As I traveled around the island helping Hurricane Ike victims, it quickly became obvious how deep the storm surge on the island had gotten and how much damage it had done. The most obvious sign of how deep the water had gotten on the island was the many boats that had been lifted from their docks and deposited in parking lots and roadways. The shrimp boat in the photo had been docked at the 19th street pier prior to Hurricane Ike and was now resting in the parking lot of a restaurant 2 blocks to the west. While the boats, like the one in the photo, where an outward sign of the depth of the storm surge, the most tragic was inside the homes I visited. So many personal items were lost and to me, an avid photographer since the age of 18, it was most heartbreaking to see all the water-soaked family photos and photo albums that were lost. Many items lost to this storm could be replaced, but the photos could not. We had taken our photos with us when we left, but many did not; the salt water from the Gulf of Mexico destroyed their wonderful photographic history. 

Now, three years after Ike, the boat has been removed from the parking lot, the restaurant is back in business, and all of our friends and ward members are back in their homes. We survived Hurricane Ike and are doing well.  

—Ed Ferrin


the walk

October 3, 2011

Kathleen Francis, Oregon: The Walk

Kathleen Francis

The four girls in this photo are all my granddaughters. Three are sisters; the fourth is their cousin. All four have been through some disappointments and some sadness, and I believe that through it all I have watched them grow closer and closer to each other. They count on each other, tell secrets to each other, confide about their sadness, and whisper about their dreams.
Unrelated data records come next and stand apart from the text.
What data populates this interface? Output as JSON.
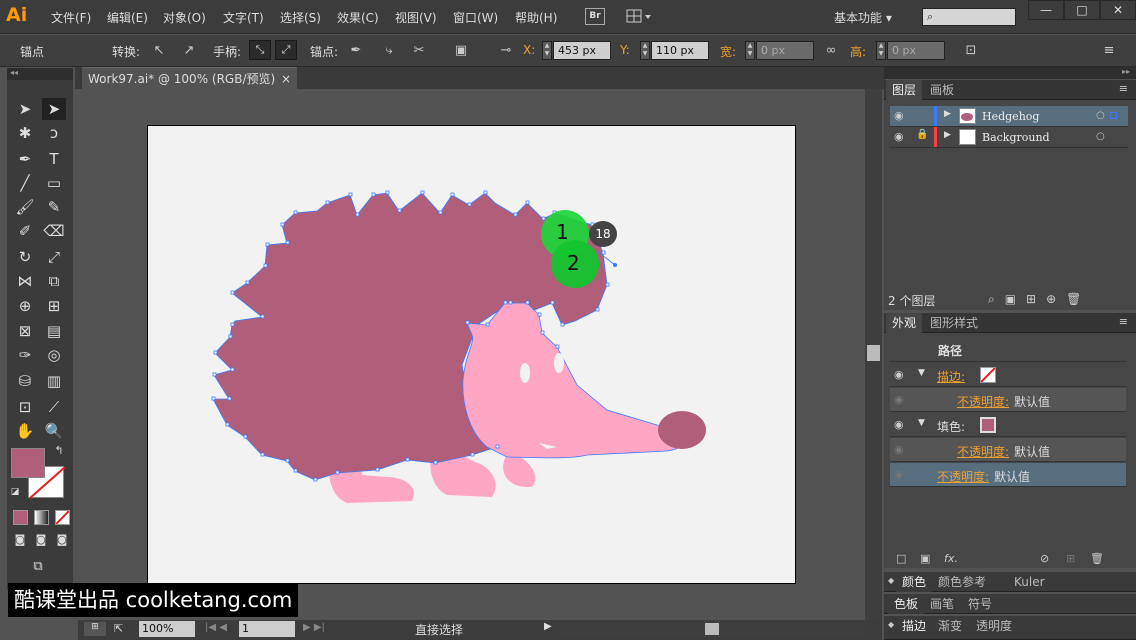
{
  "app": {
    "logo": "Ai"
  },
  "menu": [
    "文件(F)",
    "编辑(E)",
    "对象(O)",
    "文字(T)",
    "选择(S)",
    "效果(C)",
    "视图(V)",
    "窗口(W)",
    "帮助(H)"
  ],
  "bridge_label": "Br",
  "workspace": "基本功能",
  "window_buttons": [
    "—",
    "□",
    "✕"
  ],
  "control": {
    "mode_label": "锚点",
    "convert_label": "转换:",
    "handle_label": "手柄:",
    "anchor_label": "锚点:",
    "x_label": "X:",
    "x_value": "453 px",
    "y_label": "Y:",
    "y_value": "110 px",
    "w_label": "宽:",
    "w_value": "0 px",
    "h_label": "高:",
    "h_value": "0 px"
  },
  "document": {
    "tab": "Work97.ai* @ 100% (RGB/预览)",
    "close": "×"
  },
  "status": {
    "zoom": "100%",
    "page": "1",
    "tool": "直接选择"
  },
  "layers_panel": {
    "tabs": [
      "图层",
      "画板"
    ],
    "layers": [
      {
        "name": "Hedgehog",
        "color": "#3b7bff"
      },
      {
        "name": "Background",
        "color": "#ff4040"
      }
    ],
    "count_text": "2 个图层"
  },
  "appearance_panel": {
    "tabs": [
      "外观",
      "图形样式"
    ],
    "title": "路径",
    "stroke_label": "描边:",
    "opacity_label": "不透明度:",
    "opacity_value": "默认值",
    "fill_label": "填色:",
    "fill_opacity_label": "不透明度:",
    "fill_opacity_value": "默认值",
    "obj_opacity_label": "不透明度:",
    "obj_opacity_value": "默认值",
    "fx_label": "fx."
  },
  "collapsed_panels": [
    {
      "tabs": [
        "颜色",
        "颜色参考",
        "Kuler"
      ]
    },
    {
      "tabs": [
        "色板",
        "画笔",
        "符号"
      ]
    },
    {
      "tabs": [
        "描边",
        "渐变",
        "透明度"
      ]
    }
  ],
  "colors": {
    "fill": "#b15e7a",
    "body": "#b15e7a",
    "face": "#ffa6c4",
    "nose": "#b15e7a",
    "highlight": "#00cc22"
  },
  "markers": {
    "one": "1",
    "two": "2",
    "badge": "18"
  },
  "watermark": "酷课堂出品 coolketang.com"
}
They spend a lot of time at our house, and there is never a shortage of little pink and purple clothes, teddy bears in dresses, Barbies with braids, and I-love-you notes covering the fridge. So when my family went in together to buy me a very nice camera a few years ago, fulfilling a lifelong dream I had to get involved in photography, those four little girls became my favorite photo pastime.
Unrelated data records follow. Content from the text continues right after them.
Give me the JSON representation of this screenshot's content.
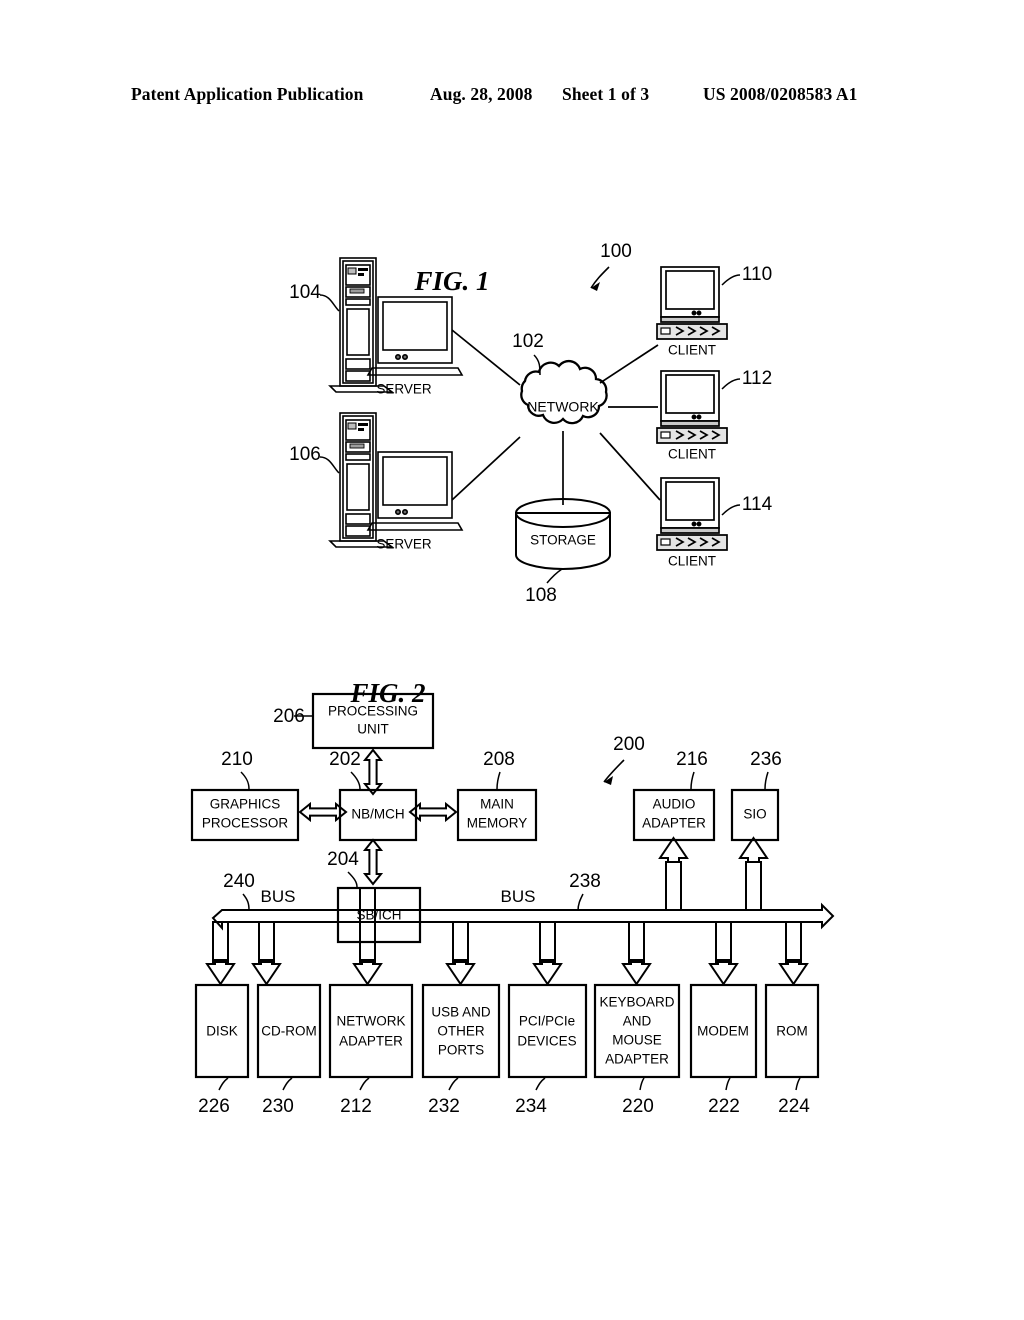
{
  "header": {
    "publication": "Patent Application Publication",
    "date": "Aug. 28, 2008",
    "sheet": "Sheet 1 of 3",
    "patent_number": "US 2008/0208583 A1"
  },
  "figure1": {
    "title": "FIG. 1",
    "system_ref": "100",
    "nodes": {
      "server_top": {
        "label": "SERVER",
        "ref": "104"
      },
      "server_bottom": {
        "label": "SERVER",
        "ref": "106"
      },
      "network": {
        "label": "NETWORK",
        "ref": "102"
      },
      "storage": {
        "label": "STORAGE",
        "ref": "108"
      },
      "client_top": {
        "label": "CLIENT",
        "ref": "110"
      },
      "client_mid": {
        "label": "CLIENT",
        "ref": "112"
      },
      "client_bottom": {
        "label": "CLIENT",
        "ref": "114"
      }
    }
  },
  "figure2": {
    "title": "FIG. 2",
    "system_ref": "200",
    "blocks": {
      "processing_unit": {
        "label_line1": "PROCESSING",
        "label_line2": "UNIT",
        "ref": "206"
      },
      "nbmch": {
        "label": "NB/MCH",
        "ref": "202"
      },
      "graphics_processor": {
        "label_line1": "GRAPHICS",
        "label_line2": "PROCESSOR",
        "ref": "210"
      },
      "main_memory": {
        "label_line1": "MAIN",
        "label_line2": "MEMORY",
        "ref": "208"
      },
      "audio_adapter": {
        "label_line1": "AUDIO",
        "label_line2": "ADAPTER",
        "ref": "216"
      },
      "sio": {
        "label": "SIO",
        "ref": "236"
      },
      "sbich": {
        "label": "SB/ICH",
        "ref": "204"
      },
      "disk": {
        "label": "DISK",
        "ref": "226"
      },
      "cdrom": {
        "label": "CD-ROM",
        "ref": "230"
      },
      "network_adapter": {
        "label_line1": "NETWORK",
        "label_line2": "ADAPTER",
        "ref": "212"
      },
      "usb_ports": {
        "label_line1": "USB AND",
        "label_line2": "OTHER",
        "label_line3": "PORTS",
        "ref": "232"
      },
      "pci_devices": {
        "label_line1": "PCI/PCIe",
        "label_line2": "DEVICES",
        "ref": "234"
      },
      "keyboard_mouse": {
        "label_line1": "KEYBOARD",
        "label_line2": "AND",
        "label_line3": "MOUSE",
        "label_line4": "ADAPTER",
        "ref": "220"
      },
      "modem": {
        "label": "MODEM",
        "ref": "222"
      },
      "rom": {
        "label": "ROM",
        "ref": "224"
      }
    },
    "bus_left": {
      "label": "BUS",
      "ref": "240"
    },
    "bus_right": {
      "label": "BUS",
      "ref": "238"
    }
  }
}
I have captured many moments like The Walk and have quite literally taken thousands of photos of them. The girls are very relaxed in front of a camera, and the poses come easily.

The Walk was a photo taken in the summer of 2010, on a dirt road that seemingly led to nowhere. I thought it looked so lonely, but the girls holding hands, and giggling as they walked away from me, brought to my mind the thought that as long as they had each other, they would never be alone—never without a friendly face, a hand to hold—for they are truly best friends, not just because they’re family but because they love each other. Thus came the saying, “As long as we have each other, we will never walk alone.”